There are times you hear a song and you could swear you know exactly who sang it. Then (sometimes years later) you find out you were wrong and it was an entirely different artist or band that made it! If you’ve had this happen you’re certainly not alone.

The songs below were all chart-toppers in their day and if you were listening to the radio back then you might have known from the start who sang these songs. But, even some of us golden oldies still got these songs wrong! Here are 5 classics that everyone seems to think were performed by the wrong artists.

Via: Unsplash/Joe Vasquez

5) “A Horse With No Name”

Most folks believe that this song was sung by Neil Young only be be shocked to find out it was the band America who released this song. And, before you ask, no Neil Young was never in the band or on their records. But, the sound they cultivated during this time was very similar to the sound Crosby, Stills, Nash, & Young created, which of course did include Neil Young.

Via: Wiki Commons/Nationaal Archief/AVRO

This soundalike was an homage to the genre and done in the style of the CSNY for sure. It doesn’t help that Young’s other work sounds a lot like the song, and Young’s “Down By the River” even references his beloved horse. Given all this it’s no wonder so many folks get this tune so wrong – and have since it was first released!

4) “Dancing in the Moonlight”

You might think this one was sung by Van Morrison, but it was actually by the New York-Paris band, King Harvest. The song was released in 1972, 2 years after it was first released from Sherman Kelley’s band Boffalongo. Kelley would go on to become one of the keyboardists for King Harvest and of course he also wrote the song.

King Harvest Promo Record
Via: Wiki Commons/United Artists

The husky vocals of singer Dave “Doc” Robinson have an eerie similar quality to Irish singer Van Morrison.

3) “Son of a Preacher Man”

For some reason there are lots of listeners who believe that this song was sung by American artist Janis Joplin. But it was actually British singer Dusty Springfield who belted out this soulful tune.

Dusty Springfield in big sunglasses
Via: Nationaal Archief/Fotocollectie Anefo

The song was released in 1968 for her album Dusty in Memphis.
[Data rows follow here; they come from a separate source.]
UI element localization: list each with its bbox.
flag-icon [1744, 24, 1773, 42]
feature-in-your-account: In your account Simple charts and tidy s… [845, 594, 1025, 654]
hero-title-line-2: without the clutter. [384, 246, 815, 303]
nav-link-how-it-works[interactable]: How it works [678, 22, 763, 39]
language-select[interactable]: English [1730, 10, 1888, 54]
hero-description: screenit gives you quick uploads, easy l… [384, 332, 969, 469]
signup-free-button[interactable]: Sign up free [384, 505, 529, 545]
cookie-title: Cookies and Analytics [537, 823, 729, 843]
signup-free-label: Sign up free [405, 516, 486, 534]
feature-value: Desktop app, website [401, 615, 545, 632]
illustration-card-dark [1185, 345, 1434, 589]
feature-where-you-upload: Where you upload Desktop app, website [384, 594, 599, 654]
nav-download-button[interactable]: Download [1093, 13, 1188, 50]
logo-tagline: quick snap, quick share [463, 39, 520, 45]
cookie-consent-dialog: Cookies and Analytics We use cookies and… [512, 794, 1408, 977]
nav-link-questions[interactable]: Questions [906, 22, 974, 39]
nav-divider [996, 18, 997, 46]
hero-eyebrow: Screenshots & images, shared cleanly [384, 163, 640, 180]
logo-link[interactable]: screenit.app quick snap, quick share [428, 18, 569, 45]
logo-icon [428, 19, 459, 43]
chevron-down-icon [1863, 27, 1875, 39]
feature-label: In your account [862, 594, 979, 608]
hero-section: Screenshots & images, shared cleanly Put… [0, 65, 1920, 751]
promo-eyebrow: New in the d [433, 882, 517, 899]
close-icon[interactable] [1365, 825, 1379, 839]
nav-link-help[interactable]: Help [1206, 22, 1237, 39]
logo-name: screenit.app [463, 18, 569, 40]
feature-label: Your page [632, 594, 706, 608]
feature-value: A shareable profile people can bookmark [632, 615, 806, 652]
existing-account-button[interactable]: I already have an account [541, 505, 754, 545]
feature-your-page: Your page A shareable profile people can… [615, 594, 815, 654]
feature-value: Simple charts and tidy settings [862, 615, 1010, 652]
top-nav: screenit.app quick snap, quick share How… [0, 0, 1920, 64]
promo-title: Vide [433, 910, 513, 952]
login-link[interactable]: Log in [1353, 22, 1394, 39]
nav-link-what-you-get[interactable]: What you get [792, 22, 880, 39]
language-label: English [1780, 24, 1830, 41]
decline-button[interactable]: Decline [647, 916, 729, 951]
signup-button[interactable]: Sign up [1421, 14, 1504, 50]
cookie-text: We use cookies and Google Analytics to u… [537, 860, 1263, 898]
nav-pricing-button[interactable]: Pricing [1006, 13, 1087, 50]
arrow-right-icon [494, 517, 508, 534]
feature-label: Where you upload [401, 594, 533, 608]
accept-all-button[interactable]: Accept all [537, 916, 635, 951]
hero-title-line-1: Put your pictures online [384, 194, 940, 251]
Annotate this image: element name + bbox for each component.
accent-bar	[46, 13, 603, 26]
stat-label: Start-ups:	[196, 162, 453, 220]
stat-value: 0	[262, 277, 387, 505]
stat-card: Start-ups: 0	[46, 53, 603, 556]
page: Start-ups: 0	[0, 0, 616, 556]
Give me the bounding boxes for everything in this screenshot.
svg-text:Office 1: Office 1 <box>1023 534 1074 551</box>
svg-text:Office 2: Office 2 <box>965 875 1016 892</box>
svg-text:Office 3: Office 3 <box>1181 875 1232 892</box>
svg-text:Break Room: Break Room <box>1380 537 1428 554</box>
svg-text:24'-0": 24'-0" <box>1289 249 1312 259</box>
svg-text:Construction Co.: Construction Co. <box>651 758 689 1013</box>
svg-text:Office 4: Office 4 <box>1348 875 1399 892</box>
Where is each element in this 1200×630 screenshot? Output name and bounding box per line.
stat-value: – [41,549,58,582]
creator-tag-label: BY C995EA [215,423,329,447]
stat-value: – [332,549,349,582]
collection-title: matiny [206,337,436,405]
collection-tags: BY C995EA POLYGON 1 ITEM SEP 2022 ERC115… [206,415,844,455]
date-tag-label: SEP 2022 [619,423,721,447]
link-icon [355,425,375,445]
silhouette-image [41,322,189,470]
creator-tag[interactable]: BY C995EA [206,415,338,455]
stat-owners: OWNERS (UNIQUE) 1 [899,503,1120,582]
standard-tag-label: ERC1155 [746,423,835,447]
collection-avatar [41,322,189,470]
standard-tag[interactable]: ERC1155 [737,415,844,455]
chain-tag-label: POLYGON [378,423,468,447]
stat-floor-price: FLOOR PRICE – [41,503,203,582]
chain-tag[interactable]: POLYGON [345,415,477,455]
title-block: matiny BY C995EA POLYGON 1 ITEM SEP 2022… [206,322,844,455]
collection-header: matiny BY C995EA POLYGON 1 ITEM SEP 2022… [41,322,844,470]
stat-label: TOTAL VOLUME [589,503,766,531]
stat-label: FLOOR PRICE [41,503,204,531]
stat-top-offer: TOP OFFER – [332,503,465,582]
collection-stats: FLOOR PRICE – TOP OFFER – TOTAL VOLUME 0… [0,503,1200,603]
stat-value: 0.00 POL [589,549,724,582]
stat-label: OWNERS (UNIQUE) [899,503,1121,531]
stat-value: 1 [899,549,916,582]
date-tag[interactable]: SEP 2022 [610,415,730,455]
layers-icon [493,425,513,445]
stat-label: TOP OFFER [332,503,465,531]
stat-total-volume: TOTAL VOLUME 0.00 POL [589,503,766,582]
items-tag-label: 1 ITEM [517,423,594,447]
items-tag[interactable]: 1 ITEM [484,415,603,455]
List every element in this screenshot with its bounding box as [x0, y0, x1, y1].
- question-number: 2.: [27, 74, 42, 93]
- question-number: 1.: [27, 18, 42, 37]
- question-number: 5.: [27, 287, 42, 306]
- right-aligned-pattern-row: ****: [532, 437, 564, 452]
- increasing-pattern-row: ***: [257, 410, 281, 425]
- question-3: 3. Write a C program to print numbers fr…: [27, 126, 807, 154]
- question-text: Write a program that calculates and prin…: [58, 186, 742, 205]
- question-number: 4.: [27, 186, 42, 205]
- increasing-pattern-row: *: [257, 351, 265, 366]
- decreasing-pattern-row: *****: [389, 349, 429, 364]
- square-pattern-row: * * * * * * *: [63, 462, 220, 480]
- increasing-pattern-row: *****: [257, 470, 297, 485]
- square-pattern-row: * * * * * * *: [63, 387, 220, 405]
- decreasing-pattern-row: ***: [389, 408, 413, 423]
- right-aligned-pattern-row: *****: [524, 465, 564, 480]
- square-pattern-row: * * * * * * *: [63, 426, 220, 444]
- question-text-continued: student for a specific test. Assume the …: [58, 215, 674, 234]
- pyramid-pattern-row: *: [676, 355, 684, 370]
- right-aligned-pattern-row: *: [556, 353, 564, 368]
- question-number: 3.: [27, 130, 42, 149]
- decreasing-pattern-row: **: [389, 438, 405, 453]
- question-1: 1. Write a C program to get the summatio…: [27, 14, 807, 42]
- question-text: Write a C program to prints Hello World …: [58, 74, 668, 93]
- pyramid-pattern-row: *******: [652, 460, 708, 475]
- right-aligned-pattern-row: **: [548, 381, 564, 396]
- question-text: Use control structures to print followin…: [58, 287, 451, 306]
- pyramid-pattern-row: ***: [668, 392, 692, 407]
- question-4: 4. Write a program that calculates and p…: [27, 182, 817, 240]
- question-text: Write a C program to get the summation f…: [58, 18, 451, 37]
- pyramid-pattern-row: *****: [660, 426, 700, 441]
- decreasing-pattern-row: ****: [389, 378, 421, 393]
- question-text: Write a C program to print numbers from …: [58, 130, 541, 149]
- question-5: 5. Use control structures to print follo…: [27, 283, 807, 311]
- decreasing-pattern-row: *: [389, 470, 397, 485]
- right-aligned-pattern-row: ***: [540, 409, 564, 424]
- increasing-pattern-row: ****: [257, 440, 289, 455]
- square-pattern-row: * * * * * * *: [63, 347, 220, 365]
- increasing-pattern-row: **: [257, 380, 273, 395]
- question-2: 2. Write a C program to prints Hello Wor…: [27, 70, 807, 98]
It certainly has lots of grit to it, but Joplin’s signature vocal fry is nowhere to be found in this tune. However, both women have their legacies in “blue-eyed soul” and blues tunes.

2) “Cat’s in the Cradle”

Perhaps because the name “Cat” is in the song and because both men had gentle voices that mingled softly with their guitars, a lot of music fans think that
“Cat’s in the Cradle” was sung by Cat Stevens. In reality it was Harry Chapin who wrote and sang this sad, but beautiful, song.

Harry Chapin on stage
Via: Flickr/Cindy Funk

In 1970 Stevens did have a hit with the song “Father and Son” so perhaps this is why folks get the artists confused.

1) “Long Cool Woman (In a Black Dress)”

Creedence Clearwater Revival certainly had a unique sound that is easily recognizable. But, the classic “Long Cool Woman (In a Black Dress)” from 1972 wasn’t sung by them. It was, in fact, released by The Hollies. The styling on this British song was very much like the American band CCR, so it’s no wonder that the two get mixed up.

The Hollies Promo Photo
Via: Wiki Commons/Imperial Records

Bringing us back full circle Graham Nash of CSNY was also once a member of The Hollies. The styles and artists have a way of connecting back to each other, don’t they?